Le Parc des Princes lors de PSG-Troyes, le 27 novembre 2015 à Paris. — FRANCK FIFE / AFP

Ils veulent revenir au stade. L'Association Nationale des Supporters (ANS) a demandé au ministre de l'Intérieur Bernard Cazeneuve l'arrêt des interdictions généralisées de déplacements de supporteurs, en vigueur jusqu'au 14 décembre. Ce courrier, daté du 25 novembre, a été envoyé avant le nouvel arrêté datant de dimanche, qui a prolongé ces interdictions générales jusqu'à la mi-décembre. Les déplacements de supporteurs avaient une première fois été interdits le 19 novembre, après les attentats à Paris et à Saint-Denis, qui ont fait 130 morts le 13 novembre. Cette interdiction avait été ensuite prolongée au week-end dernier en Ligue 1 et Ligue 2.

Une mesure «excessive»

Dans sa lettre, rédigée par son président, Pierre Revillon, l'ANS assure avoir «conscience que la situation actuelle commande l'emploi des forces de l'ordre à des tâches prioritaires et ne remet pas en cause ces impératifs», en pleine période d'état d'urgence.

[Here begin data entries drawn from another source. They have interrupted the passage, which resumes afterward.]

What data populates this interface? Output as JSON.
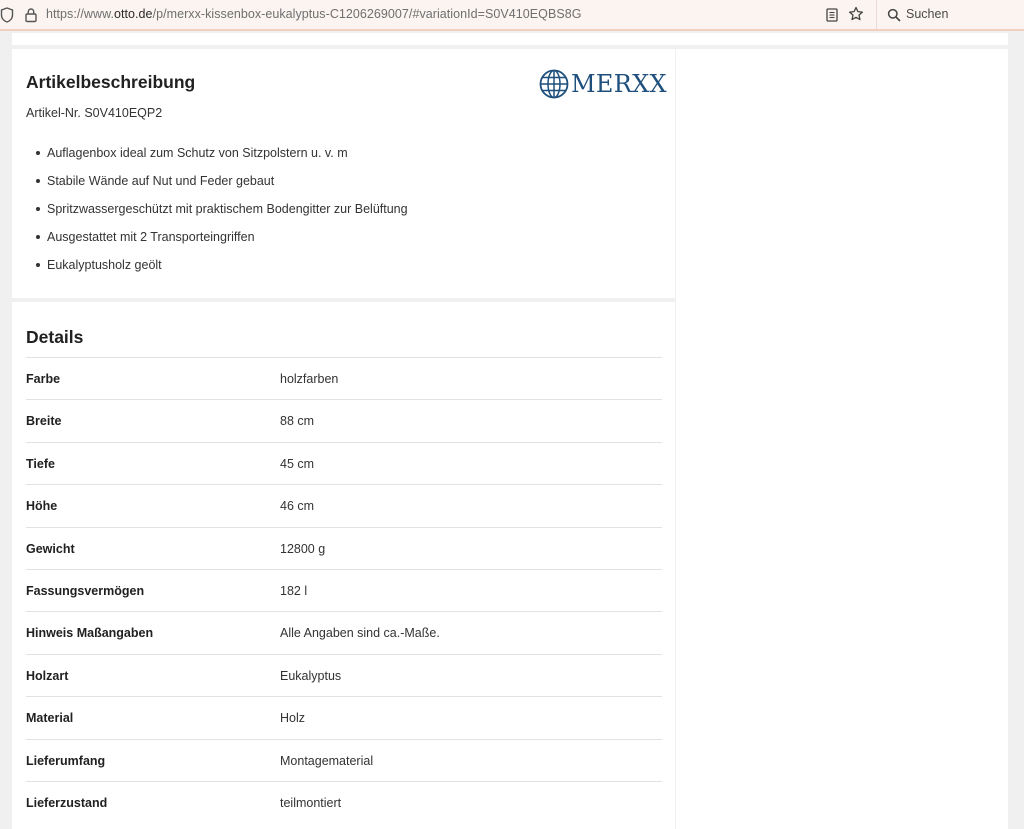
{
  "browser": {
    "url_prefix": "https://www.",
    "url_host": "otto.de",
    "url_path": "/p/merxx-kissenbox-eukalyptus-C1206269007/#variationId=S0V410EQBS8G",
    "search_placeholder": "Suchen",
    "icons": [
      "shield-icon",
      "lock-icon",
      "reader-view-icon",
      "bookmark-star-icon",
      "search-icon"
    ]
  },
  "description": {
    "heading": "Artikelbeschreibung",
    "article_number": "Artikel-Nr. S0V410EQP2",
    "brand": "MERXX",
    "bullets": [
      "Auflagenbox ideal zum Schutz von Sitzpolstern u. v. m",
      "Stabile Wände auf Nut und Feder gebaut",
      "Spritzwassergeschützt mit praktischem Bodengitter zur Belüftung",
      "Ausgestattet mit 2 Transporteingriffen",
      "Eukalyptusholz geölt"
    ]
  },
  "details": {
    "heading": "Details",
    "rows": [
      {
        "label": "Farbe",
        "value": "holzfarben"
      },
      {
        "label": "Breite",
        "value": "88 cm"
      },
      {
        "label": "Tiefe",
        "value": "45 cm"
      },
      {
        "label": "Höhe",
        "value": "46 cm"
      },
      {
        "label": "Gewicht",
        "value": "12800 g"
      },
      {
        "label": "Fassungsvermögen",
        "value": "182 l"
      },
      {
        "label": "Hinweis Maßangaben",
        "value": "Alle Angaben sind ca.-Maße."
      },
      {
        "label": "Holzart",
        "value": "Eukalyptus"
      },
      {
        "label": "Material",
        "value": "Holz"
      },
      {
        "label": "Lieferumfang",
        "value": "Montagematerial"
      },
      {
        "label": "Lieferzustand",
        "value": "teilmontiert"
      }
    ]
  },
  "colors": {
    "brand_blue": "#1f4f7c",
    "toolbar_bg": "#fbf4f1",
    "toolbar_border": "#f2cfc0"
  }
}
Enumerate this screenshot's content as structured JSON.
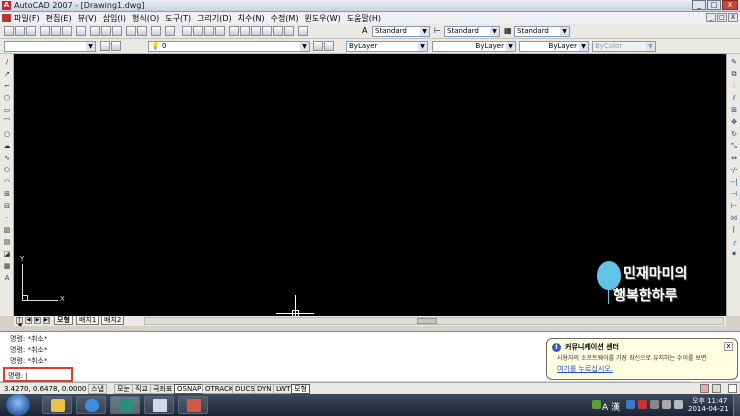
{
  "window": {
    "title": "AutoCAD 2007 - [Drawing1.dwg]",
    "app_icon": "autocad-logo-icon",
    "controls": [
      "_",
      "□",
      "X"
    ]
  },
  "menubar": {
    "items": [
      "파일(F)",
      "편집(E)",
      "뷰(V)",
      "삽입(I)",
      "형식(O)",
      "도구(T)",
      "그리기(D)",
      "치수(N)",
      "수정(M)",
      "윈도우(W)",
      "도움말(H)"
    ],
    "doc_controls": [
      "_",
      "□",
      "X"
    ]
  },
  "styles_toolbar": {
    "text_style": "Standard",
    "dim_style": "Standard",
    "table_style": "Standard"
  },
  "layers_toolbar": {
    "layer_value": "0",
    "color": "ByLayer",
    "linetype": "ByLayer",
    "lineweight": "ByLayer",
    "plotstyle": "ByColor"
  },
  "layout_tabs": {
    "tabs": [
      "모형",
      "배치1",
      "배치2"
    ],
    "active": "모형",
    "nav": [
      "|◀",
      "◀",
      "▶",
      "▶|"
    ]
  },
  "watermark": {
    "line1": "민재마미의",
    "line2": "행복한하루",
    "balloon_color": "#5fc4e6"
  },
  "command": {
    "history": [
      "명령: *취소*",
      "명령: *취소*",
      "명령: *취소*"
    ],
    "prompt": "명령:"
  },
  "statusbar": {
    "coords": "3.4270, 0.6478, 0.0000",
    "toggles": [
      {
        "label": "스냅",
        "on": false
      },
      {
        "label": "모눈",
        "on": false
      },
      {
        "label": "직교",
        "on": false
      },
      {
        "label": "극좌표",
        "on": false
      },
      {
        "label": "OSNAP",
        "on": true
      },
      {
        "label": "OTRACK",
        "on": false
      },
      {
        "label": "DUCS",
        "on": false
      },
      {
        "label": "DYN",
        "on": false
      },
      {
        "label": "LWT",
        "on": false
      },
      {
        "label": "모형",
        "on": true
      }
    ]
  },
  "notification": {
    "title": "커뮤니케이션 센터",
    "body": "사용자의 소프트웨어를 가장 최신으로 유지하는 수이를 보면",
    "link": "여기를 누르십시오.",
    "close": "x",
    "icon": "info-icon"
  },
  "taskbar": {
    "time": "오후 11:47",
    "date": "2014-04-21",
    "ime": "A 漢",
    "apps": [
      "folder-icon",
      "ie-icon",
      "autocad-taskbar-icon",
      "pen-app-icon",
      "paint-app-icon"
    ]
  },
  "colors": {
    "canvas": "#000000",
    "highlight_box": "#e13b2b",
    "taskbar": "#2a3447"
  }
}
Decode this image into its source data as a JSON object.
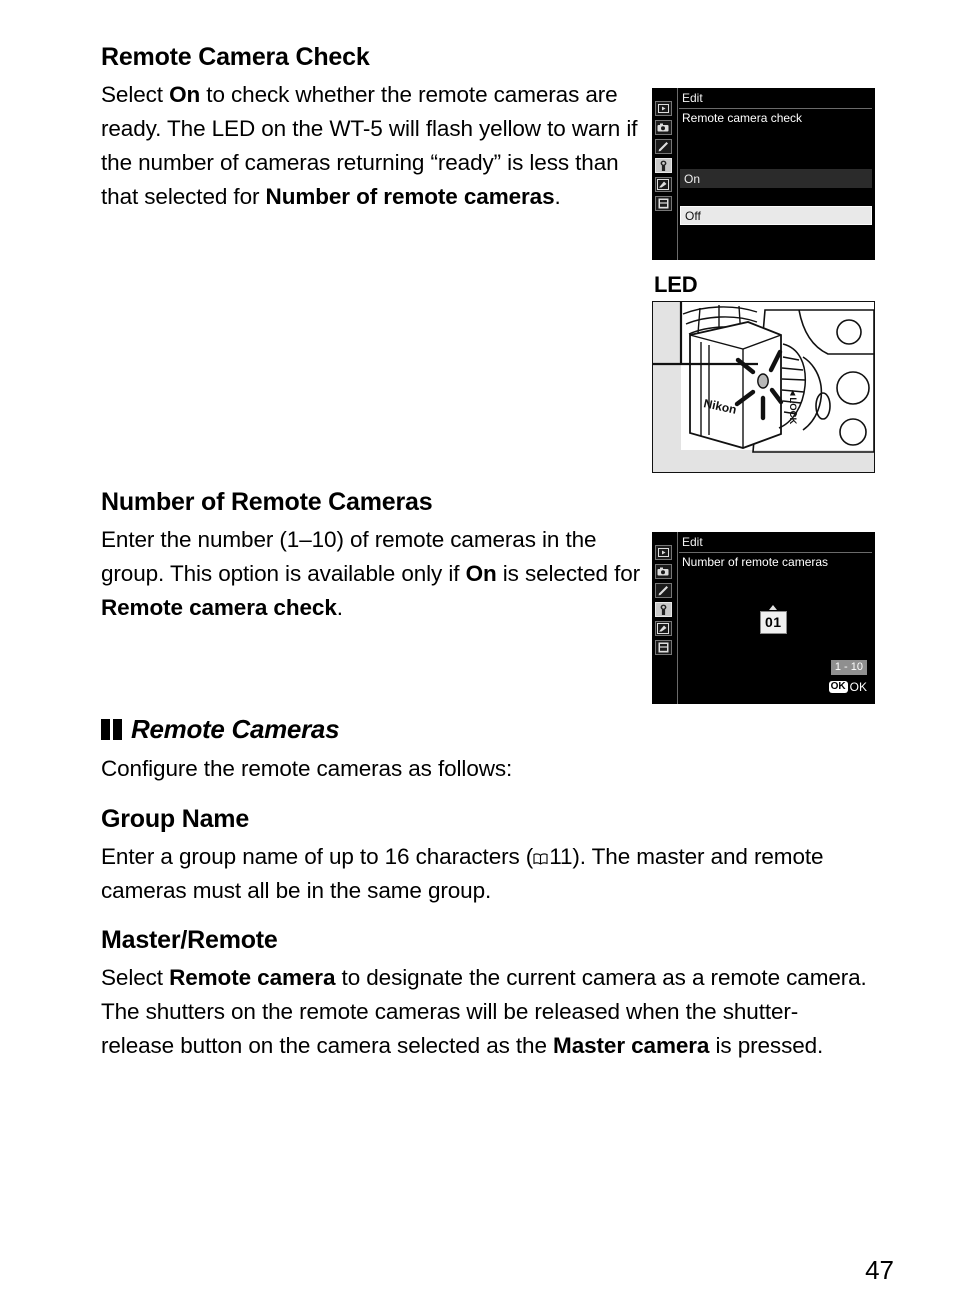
{
  "page": {
    "number": "47"
  },
  "sections": {
    "remote_camera_check": {
      "heading": "Remote Camera Check",
      "body_pre": "Select ",
      "body_bold1": "On",
      "body_mid": " to check whether the remote cameras are ready. The LED on the WT-5 will flash yellow to warn if the number of cameras returning “ready” is less than that selected for ",
      "body_bold2": "Number of remote cameras",
      "body_end": "."
    },
    "number_of_remote_cameras": {
      "heading": "Number of Remote Cameras",
      "body_pre": "Enter the number (1–10) of remote cameras in the group. This option is available only if ",
      "body_bold1": "On",
      "body_mid": " is selected for ",
      "body_bold2": "Remote camera check",
      "body_end": "."
    },
    "remote_cameras": {
      "marker_title": "Remote Cameras",
      "intro": "Configure the remote cameras as follows:"
    },
    "group_name": {
      "heading": "Group Name",
      "body_pre": "Enter a group name of up to 16 characters (",
      "ref_page": "11",
      "body_end": "). The master and remote cameras must all be in the same group."
    },
    "master_remote": {
      "heading": "Master/Remote",
      "body_pre": "Select ",
      "body_bold1": "Remote camera",
      "body_mid": " to designate the current camera as a remote camera. The shutters on the remote cameras will be released when the shutter-release button on the camera selected as the ",
      "body_bold2": "Master camera",
      "body_end": " is pressed."
    }
  },
  "lcd_remote_camera_check": {
    "title": "Edit",
    "subtitle": "Remote camera check",
    "options": [
      {
        "label": "On",
        "state": "normal"
      },
      {
        "label": "Off",
        "state": "selected"
      }
    ],
    "rail_icons": [
      "playback-icon",
      "shooting-menu-icon",
      "custom-settings-pencil-icon",
      "setup-wrench-icon",
      "retouch-icon",
      "recent-settings-icon"
    ],
    "active_rail_index": 3
  },
  "lcd_number_of_remote_cameras": {
    "title": "Edit",
    "subtitle": "Number of remote cameras",
    "value": "01",
    "range_badge": "1 - 10",
    "ok_glyph": "OK",
    "ok_label": "OK",
    "rail_icons": [
      "playback-icon",
      "shooting-menu-icon",
      "custom-settings-pencil-icon",
      "setup-wrench-icon",
      "retouch-icon",
      "recent-settings-icon"
    ],
    "active_rail_index": 3
  },
  "illustration": {
    "callout_label": "LED",
    "brand_text": "Nikon",
    "lock_text": "LOCK"
  },
  "colors": {
    "lcd_background": "#000000",
    "lcd_selected_row": "#e9e9e9",
    "lcd_dim_row": "#2b2b2b",
    "text": "#000000",
    "page_background": "#ffffff"
  }
}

Mais elle juge «excessif le caractère général» de ces interdictions et demande donc qu'elles soient levées. A ce titre, elle estime «souhaitable de laisser le représentant de l'Etat dans chaque département déterminer les mesures adaptées».

 

Parmi ses autres souhaits, l'ANS demande à «participer aux discussions préalables à la mise en place des mesures de gestion des supporters pour les matchs de football» et «servir de relais entre les autorités préfectorales et les associations de supporters».

Enfin, elle demande également «l'arrêt de la stigmatisation des supporters à l'appui d'éventuelles nouvelles mesures d'interdiction ponctuelles de déplacement». Citant le ministère de l'Intérieur qui veut «contenir les troubles qui seraient causés par des supporters en déplacement», l'ANS juge cet argument «particulièrement contestable puisque il laisse, une fois encore, entendre que les supporters sont des fauteurs de trouble».